Well-beingについては、近年、指標整備が進展し、主観と客観、双方の観点からまちのWell-beingを定量的に評価することが可能となっており、自治体によってはWell-beingを軸に取組みを評価する動きも見られている。技術を取り込んだらすなわち何かが解決するという考えではなく、ありたい姿や目的を定め、何に取り組むのか取捨選択していくためには、データを活用してEBPMを推進し、社会的効果についてもデータを活用して、Well-beingの面から定量的に測定することで、継続的に改善していくことが可能となる。デジタル化はハードインフラと比べると書き換えが容易であるので柔軟に改善を図りやすい。日本の取組みは概して海外と比べ慎重な面があり、試行錯誤が許容されにくいとも捉えられるが、今後、日本の自治体の取組みにおいて、効果が上手く現れなかった際に失敗だったと取組みを終えるよりは、定量的な振り返りから、次は少しやり方を変えて取り組んでみようというマインドで進められると、スマートシティが一層展開しやすくなるのではないか。
●持続可能なスマートシティに向けて
スマートシティは私たちの暮らしに関わるものであり、暮らしは分野を隔てず横断するものである。例えば、朝起きてから、乗り物に乗って出かけ、学校や病院へいくとして、これらは行政の所管としては別の分野になるが、人々にとっては一体となっている。このため、住民目線で必要なサービスを支えるデータシステムも、教育分野、交通分野など分野を横断してつながることがスマートシティの観点で重要である。そうした分野を超えた連携が、使い勝手の良さを支え、使い勝手の良い魅力的なシステムは使い続けられ、サービスの持続性を高められるという好循環となり、持続性を支えることが期待される。

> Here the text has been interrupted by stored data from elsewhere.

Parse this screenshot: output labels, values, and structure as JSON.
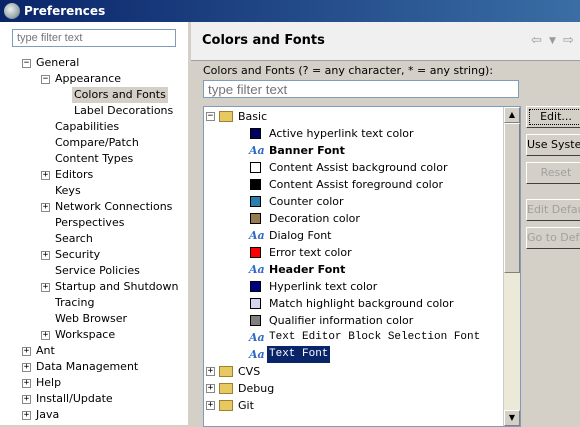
{
  "window": {
    "title": "Preferences"
  },
  "left": {
    "filter_placeholder": "type filter text",
    "tree": [
      {
        "label": "General",
        "level": 0,
        "toggle": "-"
      },
      {
        "label": "Appearance",
        "level": 1,
        "toggle": "-"
      },
      {
        "label": "Colors and Fonts",
        "level": 2,
        "toggle": "",
        "selected": true
      },
      {
        "label": "Label Decorations",
        "level": 2,
        "toggle": ""
      },
      {
        "label": "Capabilities",
        "level": 1,
        "toggle": ""
      },
      {
        "label": "Compare/Patch",
        "level": 1,
        "toggle": ""
      },
      {
        "label": "Content Types",
        "level": 1,
        "toggle": ""
      },
      {
        "label": "Editors",
        "level": 1,
        "toggle": "+"
      },
      {
        "label": "Keys",
        "level": 1,
        "toggle": ""
      },
      {
        "label": "Network Connections",
        "level": 1,
        "toggle": "+"
      },
      {
        "label": "Perspectives",
        "level": 1,
        "toggle": ""
      },
      {
        "label": "Search",
        "level": 1,
        "toggle": ""
      },
      {
        "label": "Security",
        "level": 1,
        "toggle": "+"
      },
      {
        "label": "Service Policies",
        "level": 1,
        "toggle": ""
      },
      {
        "label": "Startup and Shutdown",
        "level": 1,
        "toggle": "+"
      },
      {
        "label": "Tracing",
        "level": 1,
        "toggle": ""
      },
      {
        "label": "Web Browser",
        "level": 1,
        "toggle": ""
      },
      {
        "label": "Workspace",
        "level": 1,
        "toggle": "+"
      },
      {
        "label": "Ant",
        "level": 0,
        "toggle": "+"
      },
      {
        "label": "Data Management",
        "level": 0,
        "toggle": "+"
      },
      {
        "label": "Help",
        "level": 0,
        "toggle": "+"
      },
      {
        "label": "Install/Update",
        "level": 0,
        "toggle": "+"
      },
      {
        "label": "Java",
        "level": 0,
        "toggle": "+"
      }
    ]
  },
  "right": {
    "title": "Colors and Fonts",
    "nav_icons": [
      "back-arrow-icon",
      "menu-dropdown-icon",
      "forward-arrow-icon"
    ],
    "description": "Colors and Fonts (? = any character, * = any string):",
    "filter_placeholder": "type filter text",
    "categories": [
      {
        "label": "Basic",
        "expanded": true,
        "items": [
          {
            "label": "Active hyperlink text color",
            "kind": "color",
            "color": "#000060"
          },
          {
            "label": "Banner Font",
            "kind": "font",
            "style": "bold"
          },
          {
            "label": "Content Assist background color",
            "kind": "color",
            "color": "#ffffff"
          },
          {
            "label": "Content Assist foreground color",
            "kind": "color",
            "color": "#000000"
          },
          {
            "label": "Counter color",
            "kind": "color",
            "color": "#2a7fb0"
          },
          {
            "label": "Decoration color",
            "kind": "color",
            "color": "#957b4e"
          },
          {
            "label": "Dialog Font",
            "kind": "font",
            "style": "normal"
          },
          {
            "label": "Error text color",
            "kind": "color",
            "color": "#ff0000"
          },
          {
            "label": "Header Font",
            "kind": "font",
            "style": "bold"
          },
          {
            "label": "Hyperlink text color",
            "kind": "color",
            "color": "#000080"
          },
          {
            "label": "Match highlight background color",
            "kind": "color",
            "color": "#d4d4f0"
          },
          {
            "label": "Qualifier information color",
            "kind": "color",
            "color": "#808080"
          },
          {
            "label": "Text Editor Block Selection Font",
            "kind": "font",
            "style": "mono"
          },
          {
            "label": "Text Font",
            "kind": "font",
            "style": "mono",
            "selected": true
          }
        ]
      },
      {
        "label": "CVS",
        "expanded": false
      },
      {
        "label": "Debug",
        "expanded": false
      },
      {
        "label": "Git",
        "expanded": false
      }
    ],
    "buttons": [
      {
        "label": "Edit...",
        "enabled": true
      },
      {
        "label": "Use System Font",
        "enabled": true
      },
      {
        "label": "Reset",
        "enabled": false
      },
      {
        "label": "Edit Default...",
        "enabled": false
      },
      {
        "label": "Go to Default",
        "enabled": false
      }
    ]
  },
  "colors": {
    "selection_bg": "#0a246a",
    "selection_fg": "#ffffff",
    "title_start": "#0a246a",
    "title_end": "#3a6ea5"
  }
}
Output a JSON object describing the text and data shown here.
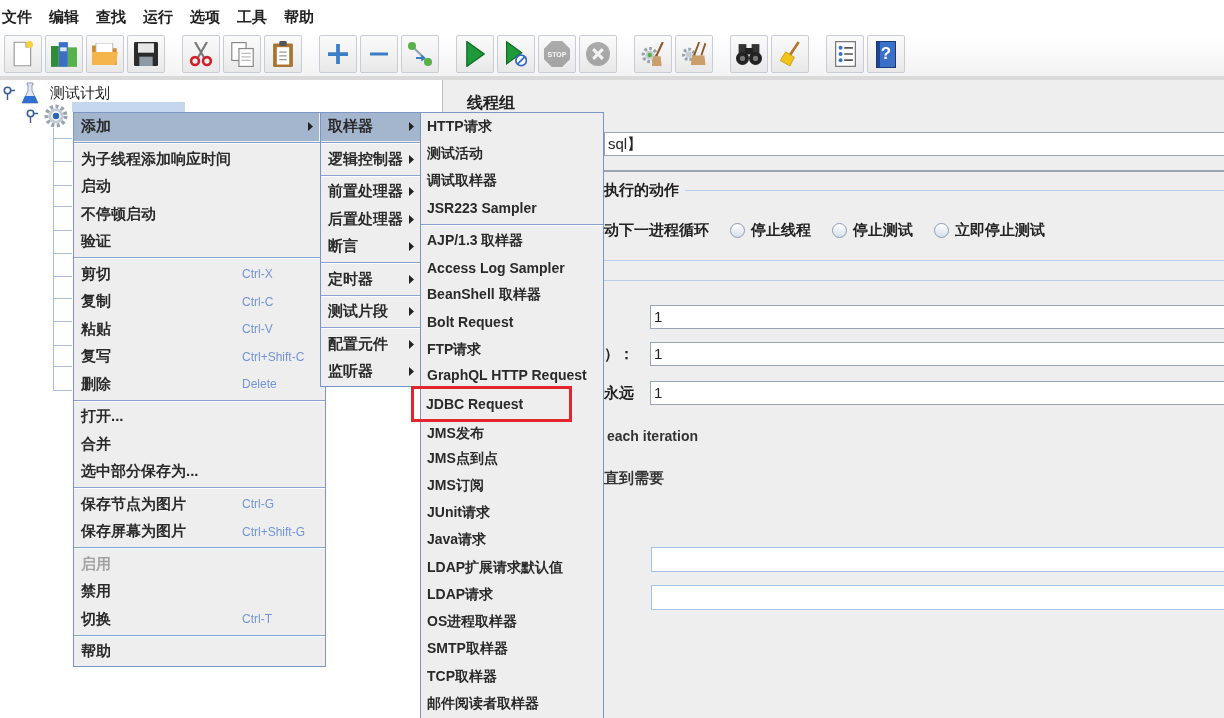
{
  "menubar": [
    "文件",
    "编辑",
    "查找",
    "运行",
    "选项",
    "工具",
    "帮助"
  ],
  "toolbar": [
    [
      {
        "kind": "new",
        "disabled": false
      },
      {
        "kind": "templates",
        "disabled": false
      },
      {
        "kind": "open",
        "disabled": false
      },
      {
        "kind": "save",
        "disabled": false
      }
    ],
    [
      {
        "kind": "cut",
        "disabled": false
      },
      {
        "kind": "copy",
        "disabled": false
      },
      {
        "kind": "paste",
        "disabled": false
      }
    ],
    [
      {
        "kind": "expand",
        "disabled": false
      },
      {
        "kind": "collapse",
        "disabled": false
      },
      {
        "kind": "toggle",
        "disabled": false
      }
    ],
    [
      {
        "kind": "start",
        "disabled": false
      },
      {
        "kind": "start_no_pauses",
        "disabled": false
      },
      {
        "kind": "stop",
        "label": "STOP",
        "disabled": true
      },
      {
        "kind": "shutdown",
        "disabled": true
      }
    ],
    [
      {
        "kind": "clear",
        "disabled": false
      },
      {
        "kind": "clear_all",
        "disabled": false
      }
    ],
    [
      {
        "kind": "search",
        "disabled": false
      },
      {
        "kind": "reset_search",
        "disabled": false
      }
    ],
    [
      {
        "kind": "functions",
        "disabled": false
      },
      {
        "kind": "help",
        "label": "?",
        "disabled": false
      }
    ]
  ],
  "tree": {
    "items": [
      {
        "label": "测试计划",
        "selected": false,
        "expanded": true,
        "children": [
          {
            "selected": true,
            "expanded": true
          }
        ]
      }
    ]
  },
  "panel": {
    "title": "线程组",
    "name_value": "sql】",
    "on_error": {
      "label": "执行的动作",
      "cut_option": "动下一进程循环",
      "options": [
        {
          "label": "停止线程",
          "selected": false
        },
        {
          "label": "停止测试",
          "selected": false
        },
        {
          "label": "立即停止测试",
          "selected": false
        }
      ]
    },
    "properties": [
      {
        "value": "1"
      },
      {
        "label": "）：",
        "value": "1"
      },
      {
        "label": "永远",
        "value": "1"
      }
    ],
    "same_user": "each iteration",
    "delay": "直到需要"
  },
  "context_menu": {
    "groups": [
      [
        {
          "label": "添加",
          "selected": true,
          "disabled": false,
          "submenu": true
        }
      ],
      [
        {
          "label": "为子线程添加响应时间",
          "selected": false,
          "disabled": false,
          "submenu": false
        },
        {
          "label": "启动",
          "selected": false,
          "disabled": false,
          "submenu": false
        },
        {
          "label": "不停顿启动",
          "selected": false,
          "disabled": false,
          "submenu": false
        },
        {
          "label": "验证",
          "selected": false,
          "disabled": false,
          "submenu": false
        }
      ],
      [
        {
          "label": "剪切",
          "shortcut": "Ctrl-X",
          "selected": false,
          "disabled": false,
          "submenu": false
        },
        {
          "label": "复制",
          "shortcut": "Ctrl-C",
          "selected": false,
          "disabled": false,
          "submenu": false
        },
        {
          "label": "粘贴",
          "shortcut": "Ctrl-V",
          "selected": false,
          "disabled": false,
          "submenu": false
        },
        {
          "label": "复写",
          "shortcut": "Ctrl+Shift-C",
          "selected": false,
          "disabled": false,
          "submenu": false
        },
        {
          "label": "删除",
          "shortcut": "Delete",
          "selected": false,
          "disabled": false,
          "submenu": false
        }
      ],
      [
        {
          "label": "打开...",
          "selected": false,
          "disabled": false,
          "submenu": false
        },
        {
          "label": "合并",
          "selected": false,
          "disabled": false,
          "submenu": false
        },
        {
          "label": "选中部分保存为...",
          "selected": false,
          "disabled": false,
          "submenu": false
        }
      ],
      [
        {
          "label": "保存节点为图片",
          "shortcut": "Ctrl-G",
          "selected": false,
          "disabled": false,
          "submenu": false
        },
        {
          "label": "保存屏幕为图片",
          "shortcut": "Ctrl+Shift-G",
          "selected": false,
          "disabled": false,
          "submenu": false
        }
      ],
      [
        {
          "label": "启用",
          "selected": false,
          "disabled": true,
          "submenu": false
        },
        {
          "label": "禁用",
          "selected": false,
          "disabled": false,
          "submenu": false
        },
        {
          "label": "切换",
          "shortcut": "Ctrl-T",
          "selected": false,
          "disabled": false,
          "submenu": false
        }
      ],
      [
        {
          "label": "帮助",
          "selected": false,
          "disabled": false,
          "submenu": false
        }
      ]
    ]
  },
  "add_menu": {
    "groups": [
      [
        {
          "label": "取样器",
          "selected": true,
          "submenu": true
        }
      ],
      [
        {
          "label": "逻辑控制器",
          "selected": false,
          "submenu": true
        }
      ],
      [
        {
          "label": "前置处理器",
          "selected": false,
          "submenu": true
        },
        {
          "label": "后置处理器",
          "selected": false,
          "submenu": true
        },
        {
          "label": "断言",
          "selected": false,
          "submenu": true
        }
      ],
      [
        {
          "label": "定时器",
          "selected": false,
          "submenu": true
        }
      ],
      [
        {
          "label": "测试片段",
          "selected": false,
          "submenu": true
        }
      ],
      [
        {
          "label": "配置元件",
          "selected": false,
          "submenu": true
        },
        {
          "label": "监听器",
          "selected": false,
          "submenu": true
        }
      ]
    ]
  },
  "sampler_menu": {
    "groups": [
      [
        {
          "label": "HTTP请求",
          "highlighted": false
        },
        {
          "label": "测试活动",
          "highlighted": false
        },
        {
          "label": "调试取样器",
          "highlighted": false
        },
        {
          "label": "JSR223 Sampler",
          "highlighted": false
        }
      ],
      [
        {
          "label": "AJP/1.3 取样器",
          "highlighted": false
        },
        {
          "label": "Access Log Sampler",
          "highlighted": false
        },
        {
          "label": "BeanShell 取样器",
          "highlighted": false
        },
        {
          "label": "Bolt Request",
          "highlighted": false
        },
        {
          "label": "FTP请求",
          "highlighted": false
        },
        {
          "label": "GraphQL HTTP Request",
          "highlighted": false
        },
        {
          "label": "JDBC Request",
          "highlighted": true
        },
        {
          "label": "JMS发布",
          "highlighted": false
        },
        {
          "label": "JMS点到点",
          "highlighted": false
        },
        {
          "label": "JMS订阅",
          "highlighted": false
        },
        {
          "label": "JUnit请求",
          "highlighted": false
        },
        {
          "label": "Java请求",
          "highlighted": false
        },
        {
          "label": "LDAP扩展请求默认值",
          "highlighted": false
        },
        {
          "label": "LDAP请求",
          "highlighted": false
        },
        {
          "label": "OS进程取样器",
          "highlighted": false
        },
        {
          "label": "SMTP取样器",
          "highlighted": false
        },
        {
          "label": "TCP取样器",
          "highlighted": false
        },
        {
          "label": "邮件阅读者取样器",
          "highlighted": false
        }
      ]
    ]
  }
}
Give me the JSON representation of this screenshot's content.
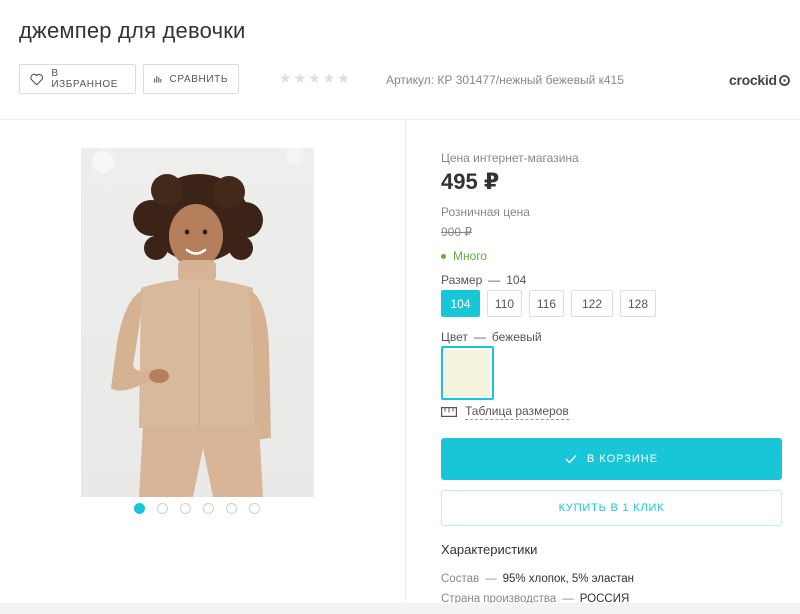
{
  "product": {
    "title": "джемпер для девочки",
    "sku": "Артикул: КР 301477/нежный бежевый к415",
    "rating_stars": 0,
    "rating_max": 5
  },
  "actions": {
    "favorite_label": "В ИЗБРАННОЕ",
    "compare_label": "СРАВНИТЬ"
  },
  "brand": {
    "name": "crockid"
  },
  "gallery": {
    "image_count": 6,
    "active_index": 0
  },
  "pricing": {
    "online_label": "Цена интернет-магазина",
    "online_price": "495 ₽",
    "retail_label": "Розничная цена",
    "retail_price": "900 ₽",
    "stock": "Много"
  },
  "size": {
    "label": "Размер",
    "dash": "—",
    "selected": "104",
    "options": [
      "104",
      "110",
      "116",
      "122",
      "128"
    ]
  },
  "color": {
    "label": "Цвет",
    "dash": "—",
    "selected": "бежевый",
    "swatch_hex": "#f4f4dc"
  },
  "size_table_label": "Таблица размеров",
  "cart_label": "В КОРЗИНЕ",
  "one_click_label": "КУПИТЬ В 1 КЛИК",
  "characteristics": {
    "title": "Характеристики",
    "rows": [
      {
        "key": "Состав",
        "dash": "—",
        "value": "95% хлопок, 5% эластан"
      },
      {
        "key": "Страна производства",
        "dash": "—",
        "value": "РОССИЯ"
      }
    ]
  },
  "colors": {
    "accent": "#19c6d8",
    "stock_green": "#5fae3f"
  }
}
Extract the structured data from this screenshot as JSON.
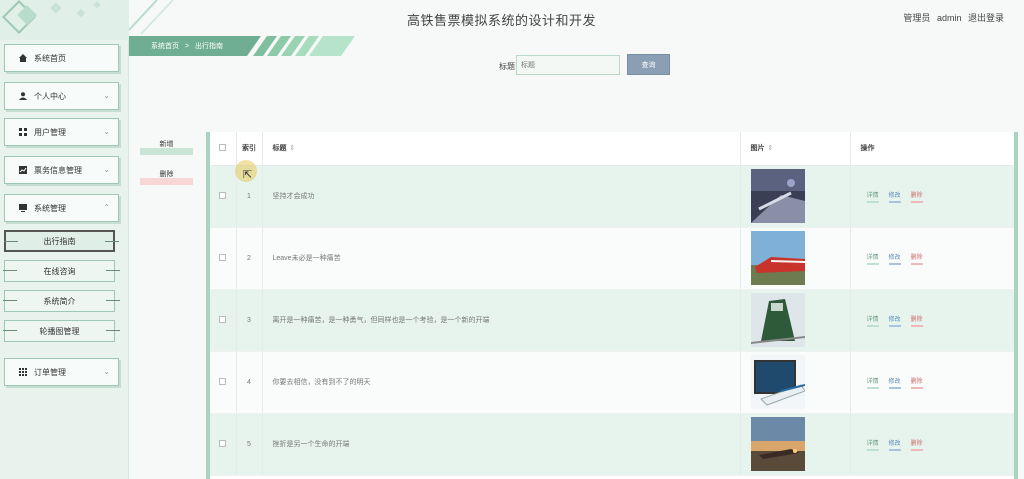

また、スマートシティには多くの人の合意を必要とする。このことは合意形成が難しいという側面もあるものの、多くの関係者の知見が集まることで、新たな共創が可能であるとも捉えられる。そのまちにとって何が最も重要な課題かを洗い出し、共創によって課題解決を検討していく。その過程を通じて多くの人が自分ごととしてコミットすることになるため、結果的にそれがまちの持続性につながる側面がある。
さらに、まちづくりを担う自治体の目線では、スマートシティを計画する際、支出というより投資という目線を持ち、投資効果として回収できるものに目を向けていくことが重要であると考える。投資効果が表れれば、さらに次の投資へとつなげていくことも可能であり、持続性が支えられると考えられる。
スマートシティは人々のWell-beingを向上させるものとして企図され、共創や投資効果などプラスの効果が発現されていくことで持続性が担保されるのではなかろうか。これにより、スマートシティが実証段階から実装へとステップアップしていくことが可能になると考えている。